Here’s my (in-progress) collation of important EA resources, organised by topic. Contributions welcome :)
Using those two different types of “should” makes your proposed sentence (“It seems that (at least) the humans who are utilitarians should commit mass suicide in order to bring the new beings into existence, because that’s what utilitarianism implies is the right action in that situation.”) unnecessarily confusing, for a couple of reasons.
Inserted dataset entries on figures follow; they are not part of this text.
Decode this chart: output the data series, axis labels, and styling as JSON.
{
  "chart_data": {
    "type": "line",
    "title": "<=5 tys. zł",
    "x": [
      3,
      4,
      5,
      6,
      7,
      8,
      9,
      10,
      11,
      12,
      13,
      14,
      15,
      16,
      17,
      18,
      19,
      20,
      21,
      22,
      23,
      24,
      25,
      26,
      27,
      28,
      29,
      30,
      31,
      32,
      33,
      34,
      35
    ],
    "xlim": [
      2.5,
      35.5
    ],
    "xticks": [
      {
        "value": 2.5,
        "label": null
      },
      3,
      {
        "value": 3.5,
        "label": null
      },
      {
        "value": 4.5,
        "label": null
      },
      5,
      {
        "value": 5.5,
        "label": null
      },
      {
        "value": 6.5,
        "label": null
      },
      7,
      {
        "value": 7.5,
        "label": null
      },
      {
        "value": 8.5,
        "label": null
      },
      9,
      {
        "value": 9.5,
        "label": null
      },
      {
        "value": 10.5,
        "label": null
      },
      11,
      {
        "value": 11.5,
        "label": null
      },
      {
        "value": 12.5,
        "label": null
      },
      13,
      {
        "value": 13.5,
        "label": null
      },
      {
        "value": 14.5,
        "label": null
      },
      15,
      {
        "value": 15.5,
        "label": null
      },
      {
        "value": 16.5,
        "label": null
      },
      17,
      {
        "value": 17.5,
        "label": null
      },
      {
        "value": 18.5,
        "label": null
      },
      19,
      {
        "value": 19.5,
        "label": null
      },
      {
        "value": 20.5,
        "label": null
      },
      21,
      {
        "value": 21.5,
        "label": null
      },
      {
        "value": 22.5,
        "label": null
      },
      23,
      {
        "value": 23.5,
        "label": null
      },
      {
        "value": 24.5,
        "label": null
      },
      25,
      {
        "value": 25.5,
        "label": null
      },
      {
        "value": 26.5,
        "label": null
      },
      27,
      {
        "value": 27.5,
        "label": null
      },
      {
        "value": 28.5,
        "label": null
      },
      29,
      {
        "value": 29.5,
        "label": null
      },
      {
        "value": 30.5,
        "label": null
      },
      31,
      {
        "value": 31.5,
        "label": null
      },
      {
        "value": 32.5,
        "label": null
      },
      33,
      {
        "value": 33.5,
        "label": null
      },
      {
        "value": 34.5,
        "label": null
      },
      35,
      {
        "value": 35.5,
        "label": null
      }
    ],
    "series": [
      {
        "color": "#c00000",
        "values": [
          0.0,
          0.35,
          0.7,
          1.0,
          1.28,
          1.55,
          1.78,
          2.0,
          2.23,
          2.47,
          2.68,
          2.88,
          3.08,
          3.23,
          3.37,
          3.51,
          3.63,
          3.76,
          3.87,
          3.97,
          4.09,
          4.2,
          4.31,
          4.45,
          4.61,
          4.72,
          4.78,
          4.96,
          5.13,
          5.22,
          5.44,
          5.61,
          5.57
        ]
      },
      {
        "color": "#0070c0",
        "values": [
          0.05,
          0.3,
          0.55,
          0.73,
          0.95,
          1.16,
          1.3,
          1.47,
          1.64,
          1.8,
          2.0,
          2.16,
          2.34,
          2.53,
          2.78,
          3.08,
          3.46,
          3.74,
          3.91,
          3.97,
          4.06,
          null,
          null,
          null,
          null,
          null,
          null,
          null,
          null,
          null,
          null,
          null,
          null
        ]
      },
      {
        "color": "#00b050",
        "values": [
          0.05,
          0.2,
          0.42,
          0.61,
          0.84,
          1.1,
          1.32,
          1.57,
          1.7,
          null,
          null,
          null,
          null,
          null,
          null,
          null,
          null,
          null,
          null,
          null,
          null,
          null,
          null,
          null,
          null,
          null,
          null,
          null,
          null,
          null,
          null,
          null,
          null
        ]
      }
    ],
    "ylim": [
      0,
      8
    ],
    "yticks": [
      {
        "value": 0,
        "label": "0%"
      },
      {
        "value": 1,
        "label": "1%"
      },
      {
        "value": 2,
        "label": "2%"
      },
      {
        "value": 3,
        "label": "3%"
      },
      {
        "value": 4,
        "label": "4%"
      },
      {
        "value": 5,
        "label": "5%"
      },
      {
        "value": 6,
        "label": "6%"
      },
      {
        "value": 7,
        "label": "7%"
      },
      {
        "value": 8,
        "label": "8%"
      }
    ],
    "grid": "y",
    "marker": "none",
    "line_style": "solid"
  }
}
1. Most moral anti-realists don’t use “epistemic should” when talking about morality. Instead, I claim, they use my definition of moral should: “X should do Y means that I endorse/prefer some moral theory T and T endorses X doing Y”. (We can test this by asking anti-realists who don’t subscribe to negative utilitarianism whether a negative utilitarian should destroy the universe—I predict they will either say “no” or argue that the question is ambiguous.) And so introducing “epistemic should” makes moral talk more difficult.
2. Moral realists who are utilitarians and use “moral should” would agree with your proposed sentence, and moral anti-realists who aren’t utilitarians and use “epistemic should” would also agree with your sentence, but for two totally different reasons. This makes follow-up discussions much more difficult.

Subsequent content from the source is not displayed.